The results? Hikers in the middle of nature showed a nearly 50 percent increase in their performance on a standard test of creativity, the newspaper reported.

"There's a growing advantage over time to being in nature," Atchley told the newspaper. "We think that it peaks after about three days of really getting away, turning off the cellphone. It's when you have an extended period of time surrounded by that softly fascinating environment that you start seeing all kinds of positive effects in how your mind works."

• OK, so this time, everyone should go outside before thinking up all those tips you’re going to send me at ahyland@ljworld.com. That way, they’ll be super-creative and stuff.

Comments

repaste 2 years, 6 months ago

"Student fees: Fees assessed to support athletics. Schools funds: Includes both direct and indirect support from the university, including state funds, tuition, tuition waivers etc. as well as federal Work Study amounts for athletes. It also includes university-provided support such as administrative costs, facilities and grounds maintenance, security, risk management, utilities, depreciation and debt service." So they did not run a profit, they are heavily subsidized with our tax dollars. Tax dollars go to coaches.

Jack Martin 2 years, 6 months ago

At KU no tax dollars go to pay coaches.

Jack Martin 2 years, 6 months ago

I don't have a separate breakout of tax dollars, but can tell you that the university funds that go to Kansas Athletics are largely to cover maintenance and custodial services, as well as a portion of the AD's salary (for purposes of institutional control).

Even after this, the net benefit Kansas Athletics provided to the university through things like licensing revenue and tuition for student-athletes was $12.6 million in FY 2010.

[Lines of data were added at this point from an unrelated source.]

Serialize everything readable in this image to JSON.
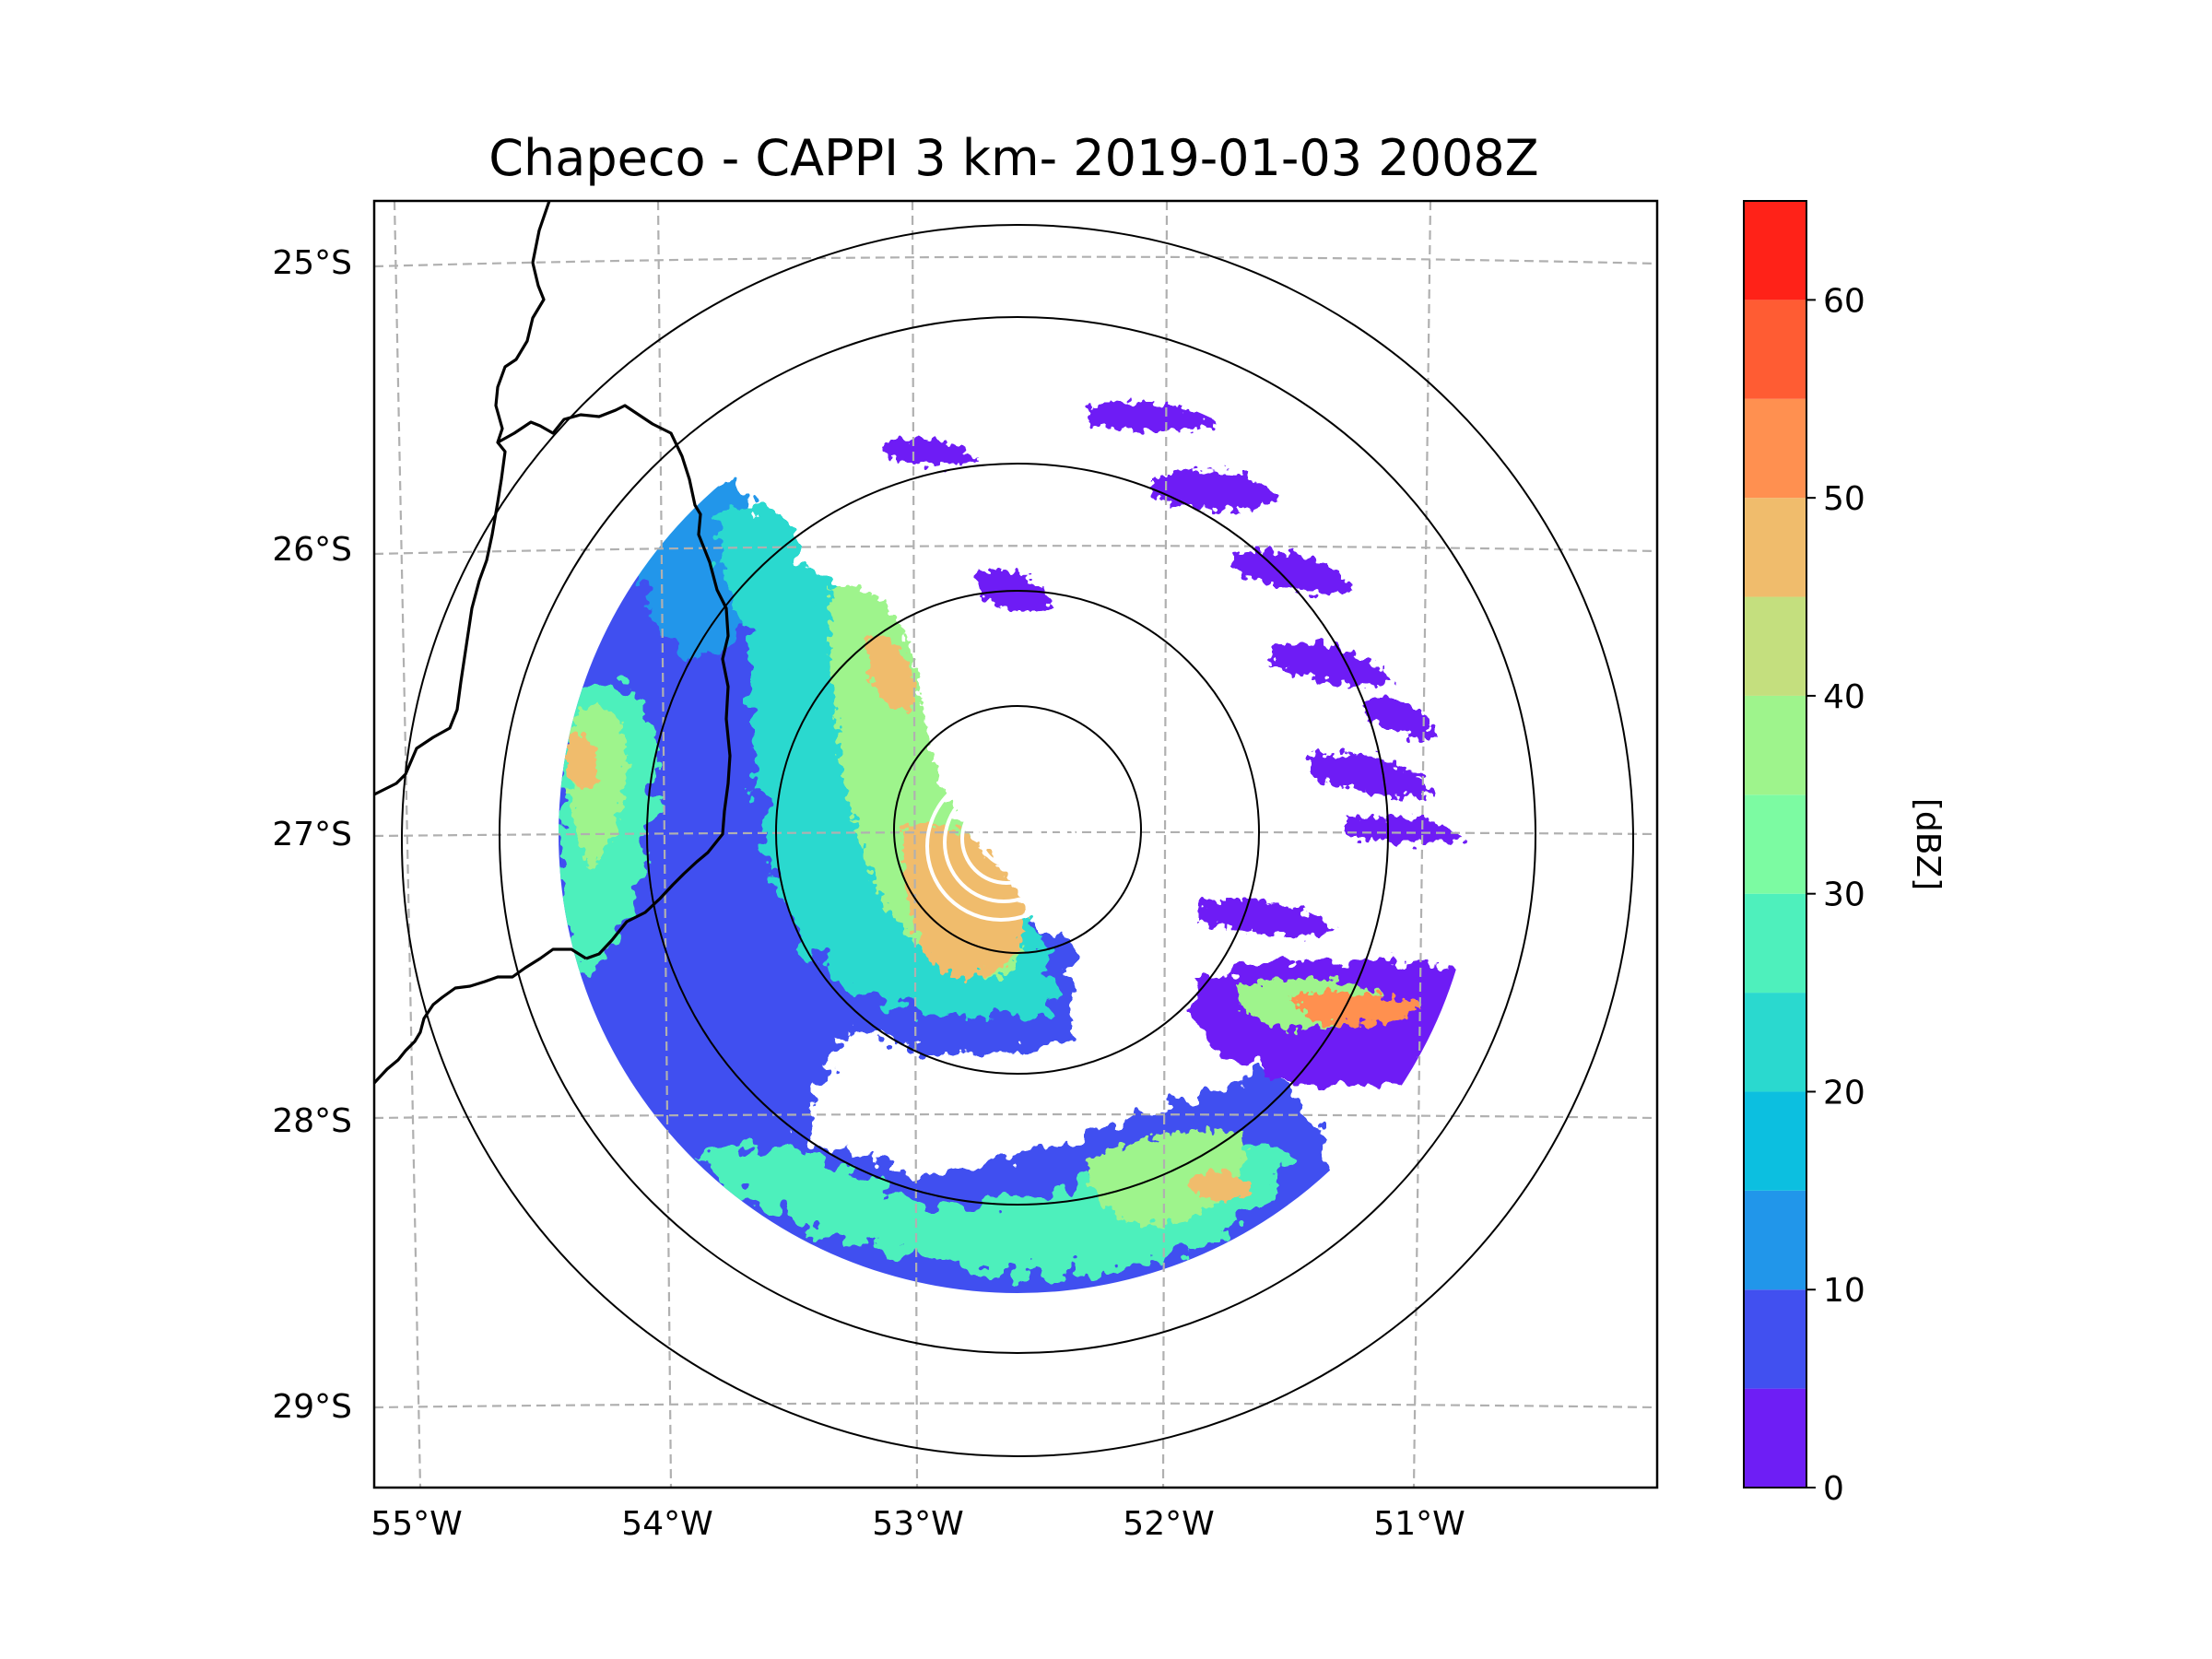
{
  "title": "Chapeco - CAPPI 3 km- 2019-01-03 2008Z",
  "map": {
    "type": "radar_cappi",
    "lon_range": [
      -55.18,
      -50.08
    ],
    "lat_range": [
      -29.28,
      -24.78
    ],
    "lat_ticks": [
      {
        "value": -25,
        "label": "25°S"
      },
      {
        "value": -26,
        "label": "26°S"
      },
      {
        "value": -27,
        "label": "27°S"
      },
      {
        "value": -28,
        "label": "28°S"
      },
      {
        "value": -29,
        "label": "29°S"
      }
    ],
    "lon_ticks": [
      {
        "value": -55,
        "label": "55°W"
      },
      {
        "value": -54,
        "label": "54°W"
      },
      {
        "value": -53,
        "label": "53°W"
      },
      {
        "value": -52,
        "label": "52°W"
      },
      {
        "value": -51,
        "label": "51°W"
      }
    ],
    "radar_center": {
      "lon": -52.6,
      "lat": -27.0
    },
    "range_rings_km": [
      50,
      100,
      150,
      200,
      250
    ],
    "data_range_km": 180,
    "gridlines": true
  },
  "colorbar": {
    "label": "[dBZ]",
    "min": 0,
    "max": 65,
    "step": 5,
    "tick_values": [
      0,
      10,
      20,
      30,
      40,
      50,
      60
    ],
    "tick_labels": [
      "0",
      "10",
      "20",
      "30",
      "40",
      "50",
      "60"
    ],
    "colors": [
      "#6e1ef5",
      "#4150f0",
      "#2196ea",
      "#0cbfe0",
      "#2ad9cf",
      "#4ef0bc",
      "#7cfba2",
      "#9ef48c",
      "#c4df7e",
      "#f0bc6c",
      "#ff9050",
      "#ff5c33",
      "#ff2218"
    ]
  }
}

thinkinganalytically 2 years, 6 months ago

If you are going to claim tuition as a benefit from athletics to the university, then the contribution of the athletic corporation does not come close to the benefit provided by non-NCAA athletics at Kansas and a small fraction of the benefits provided by non athletes.

When you say net benefit, do you mean the difference between the payment of tuition to the university and the cost to the university of educating NCAA athletes or did you leave the cost part out of the calculation?

just_another_bozo_on_this_bus 2 years, 6 months ago

How would the taxpayers do net if we considered the property and sales taxes not collected on and at $multi-million facilities used by coaches and administrators in what is an extremely profitable venture?

repaste 2 years, 6 months ago

Even tax free donations are loss of tax dollars.

Mike George 2 years, 6 months ago

Just as every breath you take contains oxygen we could be using to grow useful, green plants.

thinkinganalytically 2 years, 6 months ago

Jack,

Money is fungible. Tax dollars that go to pay for administrative costs, utilities, etc. free up non-tax dollars to pay coaches. You are making a distinction that is not meaningful.

The real injustice is that some students are forced to take out loans in order to pay student fees to support the athletic corporation. It is a transfer from the relatively poor to the relatively rich.

repaste 2 years, 6 months ago

If the tax dollars pay the electric bill, the secretaries, etc., then they are freeing money to go to coaches. No problem - just truth.

repaste 2 years, 6 months ago

"depreciation and debt service" = Stadiums, offices. " federal Work Study amounts for athletes" = Anyone know? "athlete "paychecks"?